Zac nipped the ball off him and spun around, shielding it with his body as Kofi ran circles trying to retrieve it. Eventually he grabbed Zac’s leg and kicked the ball from under his foot.

‘Foul!’ demanded Zac. ‘Where’s the ref?’

Kofi booted the ball between two small trees that served as their goalposts and it clattered into the wooden fence. ‘Goal!’ he shouted, leaping and punching the air before running a victory lap around the garden.

At these moments Zac wished time could stand still. That they might stay cocooned in this home together, safe from everything bad that lurked out there in the world. That he could protect Kofi and Etta in the way he should have looked after Amelia. Joy abruptly turned to unresolved shame.

‘Come on, Ko, let’s wind it down now.’

‘Da-ad,’ he protested. ‘I want to keep playing.’

‘Hey.’ Zac knelt down, eye-level with his son. ‘If you’re a good boy and brush your teeth properly, I’ll come and read you a story in bed.’

Kofi’s face lit up. ‘Promise?’

‘Promise.’


After turning Kofi’s light out, Zac headed back downstairs. They had a dining room but preferred to eat at the smaller kitchen table. There, golden chicken thighs were piled atop steaming rice, fried plantain and greens on the side. He put some jazz on low, poured the wine, then planted a huge kiss on Etta’s forehead as he sat down. ‘Thank you. Exactly what I needed.’
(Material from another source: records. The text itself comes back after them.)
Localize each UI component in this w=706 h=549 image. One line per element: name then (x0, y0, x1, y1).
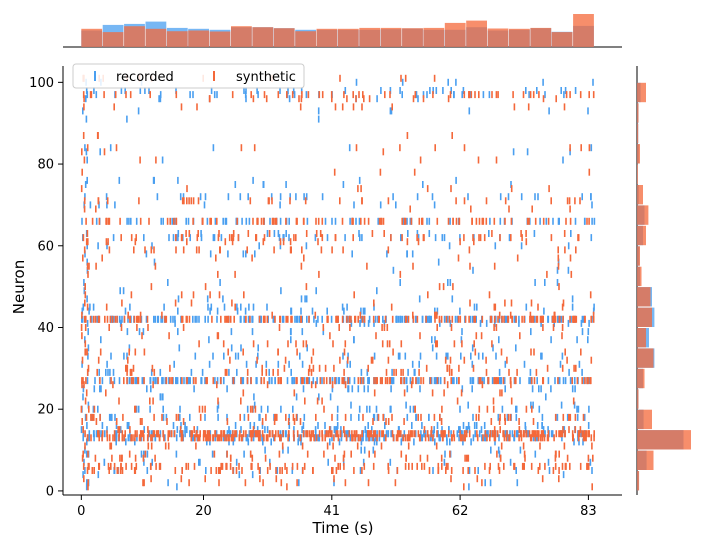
neuron-hist-bar-synthetic (637, 307, 652, 327)
y-tick-label: 80 (37, 158, 54, 173)
y-tick-label: 0 (46, 484, 54, 499)
neuron-hist-bar-synthetic (637, 409, 652, 430)
time-hist-bar-synthetic (359, 27, 381, 47)
time-hist-bar-synthetic (487, 28, 509, 47)
time-hist-bar-synthetic (124, 26, 145, 47)
time-hist-bar-synthetic (509, 28, 530, 47)
time-hist-bar-synthetic (209, 31, 231, 47)
x-axis-label: Time (s) (312, 519, 374, 537)
time-hist-bar-synthetic (252, 27, 274, 47)
time-hist-bar-synthetic (380, 27, 402, 47)
legend: recorded synthetic (72, 63, 305, 89)
neuron-hist-bar-synthetic (637, 389, 639, 409)
neuron-hist-bar-synthetic (637, 430, 691, 450)
time-hist-bar-synthetic (337, 28, 359, 47)
time-hist-bar-synthetic (316, 28, 338, 47)
time-hist-bar-synthetic (295, 31, 316, 47)
raster-plot-area (80, 74, 596, 491)
neuron-hist-bar-synthetic (637, 103, 639, 123)
neuron-hist-bar-synthetic (637, 205, 649, 225)
x-tick-label: 83 (580, 504, 597, 519)
time-hist-bar-synthetic (188, 30, 209, 47)
x-tick-label: 62 (452, 504, 469, 519)
time-hist-bar-synthetic (423, 27, 445, 47)
neuron-hist-bar-synthetic (637, 471, 640, 491)
time-marginal-histogram (63, 14, 622, 48)
time-hist-bar-synthetic (466, 20, 487, 47)
y-tick-label: 100 (29, 76, 54, 91)
time-hist-bar-synthetic (402, 28, 423, 47)
time-hist-bar-synthetic (145, 28, 167, 47)
series-synthetic (80, 74, 596, 491)
neuron-hist-bar-synthetic (637, 185, 643, 205)
time-hist-bar-synthetic (81, 28, 103, 47)
neuron-hist-bar-synthetic (637, 164, 638, 184)
y-tick-label: 40 (37, 321, 54, 336)
x-tick-label: 20 (195, 504, 212, 519)
neuron-hist-bar-synthetic (637, 328, 646, 348)
neuron-marginal-histogram (636, 66, 691, 495)
legend-label-synthetic: synthetic (236, 70, 296, 85)
neuron-hist-bar-synthetic (637, 225, 646, 246)
time-hist-bar-synthetic (573, 14, 594, 47)
neuron-hist-bar-synthetic (637, 144, 640, 164)
x-tick-label: 0 (77, 504, 85, 519)
neuron-hist-bar-synthetic (637, 246, 640, 266)
neuron-hist-bar-synthetic (637, 82, 646, 103)
time-hist-bar-synthetic (444, 22, 466, 47)
y-tick-label: 60 (37, 239, 54, 254)
raster-axes: 0 20 41 62 83 0 20 40 60 80 100 (29, 66, 622, 519)
time-hist-bar-synthetic (166, 31, 188, 47)
y-tick-label: 20 (37, 403, 54, 418)
time-hist-bar-synthetic (273, 28, 295, 47)
neuron-hist-bar-synthetic (637, 123, 639, 144)
legend-frame (72, 63, 305, 89)
y-axis-label: Neuron (10, 260, 28, 314)
time-hist-bar-synthetic (551, 32, 573, 47)
neuron-hist-bar-synthetic (637, 287, 651, 307)
neuron-hist-bar-synthetic (637, 368, 645, 389)
time-hist-bar-synthetic (530, 27, 552, 47)
x-tick-label: 41 (324, 504, 341, 519)
neuron-hist-bar-synthetic (637, 348, 654, 368)
time-hist-bar-synthetic (231, 26, 252, 47)
neuron-hist-bar-synthetic (637, 266, 642, 287)
time-hist-bar-synthetic (102, 32, 124, 47)
legend-label-recorded: recorded (116, 70, 174, 85)
neuron-hist-bar-synthetic (637, 450, 654, 470)
series-recorded (80, 78, 596, 491)
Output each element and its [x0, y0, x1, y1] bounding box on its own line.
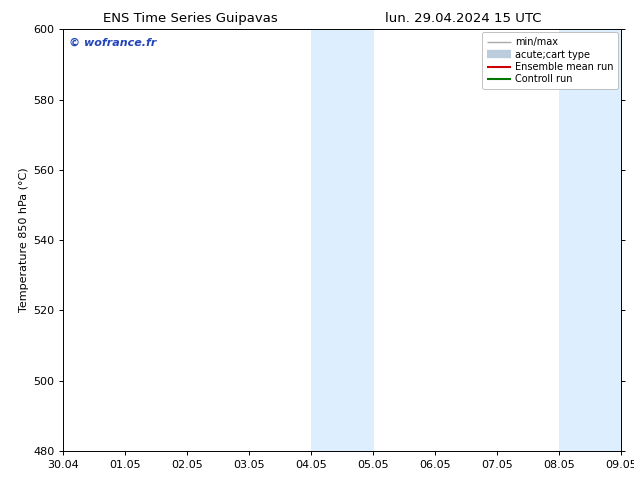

She clinked glasses with him and sipped. ‘Tough day?’

Zac nodded, mouth already full.

‘Any progress?’

‘Not a lot,’ he managed through bulging cheeks. Sometimes he told Etta about his work; her methodical brain helped him register an omission or error of logic. In other cases – usually the most violent – it was better to say nothing. She knew which it was now.

‘Better luck tomorrow then?’

‘Has to be.’

Etta laid a hand on his.

Zac’s smile faded as he caught Amelia’s photo on the side. ‘Five years coming up.’

She followed his gaze to the picture and paused, weighing her words. ‘We’ll never forget her, but we’ve got to move on, love.’

‘Don’t know if I can,’ he replied, taking a large gulp from his wine glass. ‘When the bastard who did it’s out free.’ He spat the words.

‘Revenge won’t do any good.’

‘I’m not talking about that,’ he snapped. ‘I mean justice.’

‘Then why are you angry?’

‘I’m not, I just—’ He stopped, put down his cutlery and took her hand. ‘Sorry.’

Etta leaned over and slid her arm round him as they both looked towards Amelia’s portrait.

‘How was your day?’ he said eventually, calm returning to his voice.

‘Alright. I went to the gym while Kofi was over at Neon’s house.’

‘On the estate?’

‘It’s not that bad, Zac. And Neon’s a nice boy. Kofi had fun.’

‘I know, I just want to make sure he’s safe.’

‘Me too. But he’s got to play, see his friends. Have a life.’ She took a sip of wine. ‘We can’t protect him 24/7.’

Zac considered this. ‘You’re right.’ He smiled and took up his knife and fork again. ‘I should’ve learned by now – you normally are.’